It wasn’t too terribly long ago when you could easily look up information on a smartphone simply by typing in the manufacturer and the name of the phone into a search engine. “HTC ThunderBolt”, “Motorola Charm”, “Samsung Vibrant”, “Motorola Photon”. Google any of these terms and the first or second thing to pop up will likely be a spec sheet giving you all the information you could ever need on any of these phones. It’s easy to find the information because these names are all unique from one another. When it comes to smartphones today, however, it’s a different story. For most smartphones, you’re not going to have a clever name to remember them by; instead, you’ll be looking them up by a specific code.
You want the HTC One? Do you want the One M7, M8, or E8? Or maybe you were looking at something by LG. Do you want the LG G2 (not to be confused with the T-Mobile G2, mind you), G3, or G3 S? You might as well throw Motorola and Sony in there, too. If you’re looking at the Moto X or a Moto G, do you want the 2013 or the 2014 variant? If you’re considering an Xperia, you can choose between the Xperia Z, ZR, ZL, Z1, Z1s, Z2, or Z3. Then of course you have Samsung, with their Galaxy S series (S2, S III, S4, S5) and now they’ll be introducing some new Galaxy “A” series devices? What? Where did the “A” come from? Oh, it stands for “Alpha”? Why couldn’t we just use that instead? The Nokia Lumia phones are the same way, except with just weird non-sequential numbers: Lumia 920, 925, 928, 530, 531, 1020, 1520, and then the select few Lumias who have names, like the Lumia Icon. Why does the Icon get a memorable name but nothing else does.
Let’s face it, names for smartphones are a complete mess now. Somewhere along the line somebody said, “Screw it,” and either stopped caring or tried way too hard to sound mysteriously cool, and everybody else followed suit. Smartphones once had a good naming system in place, but lately they’re being named like cars. As somebody who doesn’t know the first thing about cars, I can only imagine that the same confusion is occurring with people who aren’t involved with smartphones. If you aren’t in the know, you’re going to have a hell of a time getting there.

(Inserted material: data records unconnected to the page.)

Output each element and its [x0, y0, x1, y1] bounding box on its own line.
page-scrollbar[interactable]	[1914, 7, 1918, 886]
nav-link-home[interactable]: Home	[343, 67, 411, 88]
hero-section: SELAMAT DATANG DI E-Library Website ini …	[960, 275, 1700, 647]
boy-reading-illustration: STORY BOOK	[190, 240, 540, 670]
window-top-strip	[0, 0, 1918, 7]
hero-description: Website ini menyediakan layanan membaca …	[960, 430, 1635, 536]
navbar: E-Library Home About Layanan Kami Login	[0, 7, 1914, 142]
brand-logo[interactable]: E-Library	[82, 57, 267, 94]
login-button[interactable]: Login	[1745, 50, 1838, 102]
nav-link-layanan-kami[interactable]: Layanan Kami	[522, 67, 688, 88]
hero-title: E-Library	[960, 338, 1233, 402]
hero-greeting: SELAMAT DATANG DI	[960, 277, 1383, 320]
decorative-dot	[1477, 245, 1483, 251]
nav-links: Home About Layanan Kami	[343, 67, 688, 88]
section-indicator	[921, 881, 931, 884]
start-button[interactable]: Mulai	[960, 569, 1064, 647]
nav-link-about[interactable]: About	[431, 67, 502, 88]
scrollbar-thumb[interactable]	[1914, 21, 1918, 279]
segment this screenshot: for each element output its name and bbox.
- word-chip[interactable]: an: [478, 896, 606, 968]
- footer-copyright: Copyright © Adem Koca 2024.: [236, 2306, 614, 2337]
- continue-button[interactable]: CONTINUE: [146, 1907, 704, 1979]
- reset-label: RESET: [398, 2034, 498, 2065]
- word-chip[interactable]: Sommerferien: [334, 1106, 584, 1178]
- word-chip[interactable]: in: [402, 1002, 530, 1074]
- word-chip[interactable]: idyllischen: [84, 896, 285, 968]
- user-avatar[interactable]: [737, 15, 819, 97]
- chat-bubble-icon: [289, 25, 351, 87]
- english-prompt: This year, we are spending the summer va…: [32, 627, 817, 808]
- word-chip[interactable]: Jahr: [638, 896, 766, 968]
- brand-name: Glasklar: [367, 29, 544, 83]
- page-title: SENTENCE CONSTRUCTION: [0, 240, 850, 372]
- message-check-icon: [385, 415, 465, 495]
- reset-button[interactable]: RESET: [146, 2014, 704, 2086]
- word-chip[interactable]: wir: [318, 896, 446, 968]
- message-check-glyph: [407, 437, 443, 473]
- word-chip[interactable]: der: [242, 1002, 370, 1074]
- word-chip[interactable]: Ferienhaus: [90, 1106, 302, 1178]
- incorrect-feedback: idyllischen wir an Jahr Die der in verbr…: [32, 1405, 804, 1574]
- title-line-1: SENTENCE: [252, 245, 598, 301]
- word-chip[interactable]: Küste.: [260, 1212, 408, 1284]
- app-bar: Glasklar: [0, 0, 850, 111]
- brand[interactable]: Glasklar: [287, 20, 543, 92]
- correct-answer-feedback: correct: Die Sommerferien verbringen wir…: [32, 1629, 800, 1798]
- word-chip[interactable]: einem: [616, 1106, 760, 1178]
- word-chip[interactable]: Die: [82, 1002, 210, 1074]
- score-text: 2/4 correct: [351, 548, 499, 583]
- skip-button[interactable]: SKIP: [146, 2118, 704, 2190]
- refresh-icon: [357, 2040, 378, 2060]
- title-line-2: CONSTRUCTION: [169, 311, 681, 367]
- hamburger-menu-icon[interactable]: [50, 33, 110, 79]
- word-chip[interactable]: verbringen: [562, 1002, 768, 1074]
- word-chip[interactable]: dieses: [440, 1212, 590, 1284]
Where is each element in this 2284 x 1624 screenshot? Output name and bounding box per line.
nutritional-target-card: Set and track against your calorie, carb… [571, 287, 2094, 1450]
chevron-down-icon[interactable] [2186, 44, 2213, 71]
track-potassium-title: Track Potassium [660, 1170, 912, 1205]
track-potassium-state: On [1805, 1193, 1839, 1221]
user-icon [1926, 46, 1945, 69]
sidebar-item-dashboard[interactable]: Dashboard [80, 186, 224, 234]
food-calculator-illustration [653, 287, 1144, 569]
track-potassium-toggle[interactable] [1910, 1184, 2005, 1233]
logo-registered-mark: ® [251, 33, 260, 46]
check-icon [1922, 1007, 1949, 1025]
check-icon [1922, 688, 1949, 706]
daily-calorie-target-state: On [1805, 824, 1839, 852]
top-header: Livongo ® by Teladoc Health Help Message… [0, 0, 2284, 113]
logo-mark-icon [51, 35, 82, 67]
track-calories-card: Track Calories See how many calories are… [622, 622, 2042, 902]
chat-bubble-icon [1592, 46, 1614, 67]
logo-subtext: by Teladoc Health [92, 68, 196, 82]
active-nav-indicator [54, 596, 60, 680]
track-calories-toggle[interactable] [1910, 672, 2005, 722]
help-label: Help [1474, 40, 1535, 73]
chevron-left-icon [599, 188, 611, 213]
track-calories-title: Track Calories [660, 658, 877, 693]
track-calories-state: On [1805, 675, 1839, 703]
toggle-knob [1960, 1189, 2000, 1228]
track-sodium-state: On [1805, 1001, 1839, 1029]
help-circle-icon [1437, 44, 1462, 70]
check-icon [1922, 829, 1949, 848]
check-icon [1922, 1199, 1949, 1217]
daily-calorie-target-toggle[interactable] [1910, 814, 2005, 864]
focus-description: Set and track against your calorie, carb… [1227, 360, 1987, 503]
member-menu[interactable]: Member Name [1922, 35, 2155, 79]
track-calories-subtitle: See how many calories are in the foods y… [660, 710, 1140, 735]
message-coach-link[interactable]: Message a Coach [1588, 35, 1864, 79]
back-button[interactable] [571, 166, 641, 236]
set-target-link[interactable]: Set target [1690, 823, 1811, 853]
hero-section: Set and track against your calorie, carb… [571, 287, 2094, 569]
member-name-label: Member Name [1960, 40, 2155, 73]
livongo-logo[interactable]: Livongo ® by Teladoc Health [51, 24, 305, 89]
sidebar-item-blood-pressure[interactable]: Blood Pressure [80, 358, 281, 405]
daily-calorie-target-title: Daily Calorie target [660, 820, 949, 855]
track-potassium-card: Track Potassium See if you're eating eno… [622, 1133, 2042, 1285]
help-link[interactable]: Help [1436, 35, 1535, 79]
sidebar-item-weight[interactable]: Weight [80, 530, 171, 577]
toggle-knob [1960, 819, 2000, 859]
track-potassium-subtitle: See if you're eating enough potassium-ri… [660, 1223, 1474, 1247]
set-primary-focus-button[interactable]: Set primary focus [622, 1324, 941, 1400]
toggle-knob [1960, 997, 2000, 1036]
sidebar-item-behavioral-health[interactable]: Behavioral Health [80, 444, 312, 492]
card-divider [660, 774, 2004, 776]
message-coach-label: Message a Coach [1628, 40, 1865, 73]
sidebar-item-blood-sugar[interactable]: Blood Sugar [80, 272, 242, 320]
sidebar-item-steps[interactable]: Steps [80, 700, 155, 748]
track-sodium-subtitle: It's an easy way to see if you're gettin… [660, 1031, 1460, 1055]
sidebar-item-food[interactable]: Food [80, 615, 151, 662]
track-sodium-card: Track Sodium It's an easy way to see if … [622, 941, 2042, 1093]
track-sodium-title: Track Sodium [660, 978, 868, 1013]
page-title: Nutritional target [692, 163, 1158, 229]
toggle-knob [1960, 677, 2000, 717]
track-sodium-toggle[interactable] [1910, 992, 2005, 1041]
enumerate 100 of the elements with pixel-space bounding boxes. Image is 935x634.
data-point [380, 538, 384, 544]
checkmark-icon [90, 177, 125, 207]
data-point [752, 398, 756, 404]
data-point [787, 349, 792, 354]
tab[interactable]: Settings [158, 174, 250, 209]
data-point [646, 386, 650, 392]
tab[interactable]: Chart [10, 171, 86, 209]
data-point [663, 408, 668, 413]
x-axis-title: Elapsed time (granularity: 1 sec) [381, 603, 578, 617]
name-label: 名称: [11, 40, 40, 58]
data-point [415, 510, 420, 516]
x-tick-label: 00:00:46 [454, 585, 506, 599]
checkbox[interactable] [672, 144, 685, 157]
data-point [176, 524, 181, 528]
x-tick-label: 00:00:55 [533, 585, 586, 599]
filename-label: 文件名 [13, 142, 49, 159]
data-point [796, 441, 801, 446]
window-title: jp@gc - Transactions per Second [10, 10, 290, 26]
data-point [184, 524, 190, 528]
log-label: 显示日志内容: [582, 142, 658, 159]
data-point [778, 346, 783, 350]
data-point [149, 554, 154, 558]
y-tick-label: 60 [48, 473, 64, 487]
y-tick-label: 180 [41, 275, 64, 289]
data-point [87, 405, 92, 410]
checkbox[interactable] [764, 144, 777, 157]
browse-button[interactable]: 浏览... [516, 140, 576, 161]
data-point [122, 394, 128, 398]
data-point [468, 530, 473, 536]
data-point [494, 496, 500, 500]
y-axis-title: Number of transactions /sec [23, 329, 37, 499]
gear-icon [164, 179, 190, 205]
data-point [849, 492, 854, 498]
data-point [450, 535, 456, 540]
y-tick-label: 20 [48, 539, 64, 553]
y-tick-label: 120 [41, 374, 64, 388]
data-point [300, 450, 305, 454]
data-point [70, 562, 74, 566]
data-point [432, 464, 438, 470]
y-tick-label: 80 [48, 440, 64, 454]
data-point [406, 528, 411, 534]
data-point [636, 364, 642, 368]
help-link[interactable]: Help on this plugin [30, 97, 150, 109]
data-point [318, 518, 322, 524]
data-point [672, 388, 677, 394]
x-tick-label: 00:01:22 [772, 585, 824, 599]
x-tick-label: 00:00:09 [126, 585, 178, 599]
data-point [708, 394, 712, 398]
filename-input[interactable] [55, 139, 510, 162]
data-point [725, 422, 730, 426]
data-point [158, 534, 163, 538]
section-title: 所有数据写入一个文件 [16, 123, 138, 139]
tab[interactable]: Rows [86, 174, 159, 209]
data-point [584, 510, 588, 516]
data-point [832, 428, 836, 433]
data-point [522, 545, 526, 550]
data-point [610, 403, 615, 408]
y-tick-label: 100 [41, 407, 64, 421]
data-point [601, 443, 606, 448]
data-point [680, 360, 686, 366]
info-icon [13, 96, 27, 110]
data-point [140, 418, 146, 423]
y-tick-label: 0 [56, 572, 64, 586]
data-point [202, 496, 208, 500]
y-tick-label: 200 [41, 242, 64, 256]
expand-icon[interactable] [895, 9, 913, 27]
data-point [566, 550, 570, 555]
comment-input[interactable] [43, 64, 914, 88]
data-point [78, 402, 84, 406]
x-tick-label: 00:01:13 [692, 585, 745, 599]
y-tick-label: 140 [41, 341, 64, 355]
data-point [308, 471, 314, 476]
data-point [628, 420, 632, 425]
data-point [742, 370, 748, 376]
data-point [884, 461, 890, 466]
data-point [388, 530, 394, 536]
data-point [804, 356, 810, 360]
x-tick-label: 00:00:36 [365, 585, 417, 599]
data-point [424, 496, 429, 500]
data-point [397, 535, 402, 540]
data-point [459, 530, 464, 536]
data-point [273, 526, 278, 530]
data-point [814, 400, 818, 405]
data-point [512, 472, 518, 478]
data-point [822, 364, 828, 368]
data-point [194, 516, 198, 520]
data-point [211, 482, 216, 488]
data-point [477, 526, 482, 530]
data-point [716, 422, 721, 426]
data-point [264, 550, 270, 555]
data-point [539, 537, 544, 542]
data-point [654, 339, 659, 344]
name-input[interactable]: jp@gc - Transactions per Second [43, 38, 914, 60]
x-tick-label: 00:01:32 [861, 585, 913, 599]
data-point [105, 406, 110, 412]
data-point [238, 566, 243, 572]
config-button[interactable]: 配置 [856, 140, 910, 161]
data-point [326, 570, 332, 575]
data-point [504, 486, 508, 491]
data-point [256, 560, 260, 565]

If nothing else, we need to simplify the naming system a bit. First of all, the HTC One could have just as easily been the HTC Two this year and would have made perfect sense - it's still sequential! The LG G2 shouldn’t have ever been named that because T-Mobile already made a phone called the G2 a few years ago; the name’s been taken, come up with something else. Sony Xperia is a fine name but there’s no need for the Z’s, is there? I don’t mind the number sequence at the end of smartphones that follow a certain line of smartphones, but the letters have to go. Samsung should probably just quit tacking Galaxy on the end of everything. You could just have Samsung Galaxy phones, Samsung Note phones, and Samsung Alpha phones.
There are 1,025,109 words in the English language. There are not 1,025,109 different smartphones. Find some cool words, slap the name on your phone, make them memorable, and then start a proper number sequence if you want to build the brand from there. Otherwise it just looks like a bunch of crazy Battleship coordinates, and I hate that game. For once, I think manufacturers need to take a lesson from BlackBerry. Last year they used Q10, Z10, and Z30 as the official names for their BlackBerry 10 devices. This year? BlackBerry Passport and BlackBerry Classic. Wow, that was easy. Can’t we just go back to that?